Lemonade und seine Investoren: Warum die ganze Welt investieren möchte

Bei all den unterschiedlichen Investoren stellt sich neben den bereits skizzierten Interessen auch die Frage danach, welche Exits möglich sind. Das Onlineportal Carrier Management berichtet darüber, dass zwei Strategien für möglich gehalten werden: Entweder wird das Unternehmen an einen großen Versicherer verkauft oder es wagt einen Börsengang. 

Eigene Initiative oder Kaufabsicht bei der Allianz? 

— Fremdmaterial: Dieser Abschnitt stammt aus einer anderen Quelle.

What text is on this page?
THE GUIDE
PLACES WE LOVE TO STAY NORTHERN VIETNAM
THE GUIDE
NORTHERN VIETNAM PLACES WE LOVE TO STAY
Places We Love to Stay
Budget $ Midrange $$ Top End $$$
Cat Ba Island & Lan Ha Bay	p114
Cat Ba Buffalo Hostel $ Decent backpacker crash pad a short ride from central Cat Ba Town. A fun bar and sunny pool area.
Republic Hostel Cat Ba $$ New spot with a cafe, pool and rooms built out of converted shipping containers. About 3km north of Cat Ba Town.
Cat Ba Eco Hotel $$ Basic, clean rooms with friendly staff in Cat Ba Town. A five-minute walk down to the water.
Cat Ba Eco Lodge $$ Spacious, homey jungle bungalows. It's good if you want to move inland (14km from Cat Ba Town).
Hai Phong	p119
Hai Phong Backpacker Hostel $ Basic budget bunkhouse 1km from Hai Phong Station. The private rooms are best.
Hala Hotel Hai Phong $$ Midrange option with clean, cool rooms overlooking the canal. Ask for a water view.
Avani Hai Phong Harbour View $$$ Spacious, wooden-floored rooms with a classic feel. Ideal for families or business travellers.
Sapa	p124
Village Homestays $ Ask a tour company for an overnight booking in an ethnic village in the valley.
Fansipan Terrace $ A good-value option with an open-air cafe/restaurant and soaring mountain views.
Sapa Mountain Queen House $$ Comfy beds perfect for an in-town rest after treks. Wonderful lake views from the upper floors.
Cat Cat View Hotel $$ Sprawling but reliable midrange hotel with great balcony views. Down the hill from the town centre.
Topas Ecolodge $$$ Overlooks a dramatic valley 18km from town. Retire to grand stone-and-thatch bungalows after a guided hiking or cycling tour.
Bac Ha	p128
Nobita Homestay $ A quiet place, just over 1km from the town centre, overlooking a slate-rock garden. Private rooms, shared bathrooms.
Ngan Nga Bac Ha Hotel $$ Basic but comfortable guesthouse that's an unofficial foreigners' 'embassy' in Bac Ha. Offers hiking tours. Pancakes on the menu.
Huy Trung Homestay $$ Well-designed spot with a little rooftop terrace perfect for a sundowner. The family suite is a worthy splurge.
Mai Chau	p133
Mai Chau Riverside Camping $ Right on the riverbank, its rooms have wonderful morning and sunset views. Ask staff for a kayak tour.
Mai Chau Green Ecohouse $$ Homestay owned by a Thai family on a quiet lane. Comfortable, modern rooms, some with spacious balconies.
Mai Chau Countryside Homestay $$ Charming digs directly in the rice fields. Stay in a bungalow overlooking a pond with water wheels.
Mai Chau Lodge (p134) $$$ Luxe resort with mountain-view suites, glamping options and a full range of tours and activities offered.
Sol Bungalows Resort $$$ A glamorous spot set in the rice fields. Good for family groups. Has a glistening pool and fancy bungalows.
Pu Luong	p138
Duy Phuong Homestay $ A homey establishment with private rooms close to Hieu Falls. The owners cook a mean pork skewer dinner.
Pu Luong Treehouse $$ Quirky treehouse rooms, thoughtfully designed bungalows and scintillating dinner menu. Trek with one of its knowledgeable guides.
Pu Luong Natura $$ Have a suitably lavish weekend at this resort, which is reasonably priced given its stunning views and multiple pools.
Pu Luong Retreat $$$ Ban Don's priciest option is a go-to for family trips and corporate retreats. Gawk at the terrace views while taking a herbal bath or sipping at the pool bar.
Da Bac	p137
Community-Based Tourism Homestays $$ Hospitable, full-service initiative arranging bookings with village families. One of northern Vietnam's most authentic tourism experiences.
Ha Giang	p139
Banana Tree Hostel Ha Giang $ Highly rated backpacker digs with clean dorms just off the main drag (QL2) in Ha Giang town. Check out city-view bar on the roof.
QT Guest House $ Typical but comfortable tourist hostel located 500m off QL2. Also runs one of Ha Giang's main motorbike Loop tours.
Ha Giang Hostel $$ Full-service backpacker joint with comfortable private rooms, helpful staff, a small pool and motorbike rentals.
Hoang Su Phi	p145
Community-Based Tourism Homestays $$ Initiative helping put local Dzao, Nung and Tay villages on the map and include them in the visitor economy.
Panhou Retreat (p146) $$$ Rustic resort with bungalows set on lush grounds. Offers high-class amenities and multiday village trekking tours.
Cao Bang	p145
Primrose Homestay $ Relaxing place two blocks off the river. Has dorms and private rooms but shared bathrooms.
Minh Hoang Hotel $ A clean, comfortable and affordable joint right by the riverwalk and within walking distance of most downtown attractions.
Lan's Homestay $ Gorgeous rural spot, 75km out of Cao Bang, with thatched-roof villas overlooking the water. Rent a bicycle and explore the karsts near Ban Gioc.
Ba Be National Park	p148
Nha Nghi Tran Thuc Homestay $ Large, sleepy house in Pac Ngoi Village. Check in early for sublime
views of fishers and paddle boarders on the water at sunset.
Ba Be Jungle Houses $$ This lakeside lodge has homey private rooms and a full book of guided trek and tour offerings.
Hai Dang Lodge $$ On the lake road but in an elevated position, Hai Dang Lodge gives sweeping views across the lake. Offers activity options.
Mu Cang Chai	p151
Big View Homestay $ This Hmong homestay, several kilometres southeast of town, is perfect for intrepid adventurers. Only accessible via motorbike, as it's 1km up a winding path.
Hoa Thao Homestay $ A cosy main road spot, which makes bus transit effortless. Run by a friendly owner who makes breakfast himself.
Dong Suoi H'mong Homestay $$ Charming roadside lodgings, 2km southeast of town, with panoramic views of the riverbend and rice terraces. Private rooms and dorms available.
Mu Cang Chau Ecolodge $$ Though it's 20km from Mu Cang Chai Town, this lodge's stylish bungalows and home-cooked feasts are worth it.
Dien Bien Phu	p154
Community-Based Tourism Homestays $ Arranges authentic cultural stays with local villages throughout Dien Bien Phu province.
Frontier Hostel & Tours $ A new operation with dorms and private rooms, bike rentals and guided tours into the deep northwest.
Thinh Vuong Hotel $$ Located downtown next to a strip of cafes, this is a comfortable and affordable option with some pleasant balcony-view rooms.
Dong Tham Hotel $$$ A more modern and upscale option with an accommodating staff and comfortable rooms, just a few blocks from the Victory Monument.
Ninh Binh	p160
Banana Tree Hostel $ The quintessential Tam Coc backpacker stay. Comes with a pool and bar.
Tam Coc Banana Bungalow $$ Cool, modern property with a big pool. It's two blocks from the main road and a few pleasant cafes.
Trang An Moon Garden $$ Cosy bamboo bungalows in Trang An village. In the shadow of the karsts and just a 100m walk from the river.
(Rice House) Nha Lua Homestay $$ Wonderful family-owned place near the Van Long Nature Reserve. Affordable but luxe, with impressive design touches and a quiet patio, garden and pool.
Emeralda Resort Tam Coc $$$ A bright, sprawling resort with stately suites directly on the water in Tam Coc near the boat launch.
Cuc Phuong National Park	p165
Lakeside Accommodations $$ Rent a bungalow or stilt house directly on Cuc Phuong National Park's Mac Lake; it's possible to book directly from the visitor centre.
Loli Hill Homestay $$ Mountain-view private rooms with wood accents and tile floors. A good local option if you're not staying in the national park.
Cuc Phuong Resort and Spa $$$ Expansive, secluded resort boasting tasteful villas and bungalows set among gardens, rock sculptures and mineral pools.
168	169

Im ersten Fall sollen mit Allianz als direktem Investor und AXA als Rückversicherer gleich zwei große Unternehmen an Lemonade interessiert sein. Offizielle Statements zu entsprechenden Absichten gibt es nicht.

Denkt man jedoch die zuvor skizzierte Strategie der Allianz weiter und nimmt die Ankündigung hinzu, im Dezember 2019 einen eigenen Digitalversicherer starten zu wollen, ergibt sich hieraus entweder ein großes Kaufinteresse oder gar keine Kaufabsicht.

Grund für Letzteres dürfte die Strategie der Allianz sein: Man ist in unterschiedliche Insuretechs investiert. Beispielsweise hält die Allianz auch Anteile an Simplesurance. 

Und was ist mit AXA? 

Die Strategie von AXA scheint hier eher diejenige des Geldgebers denn des digitalen Aufkäufers zu sein. 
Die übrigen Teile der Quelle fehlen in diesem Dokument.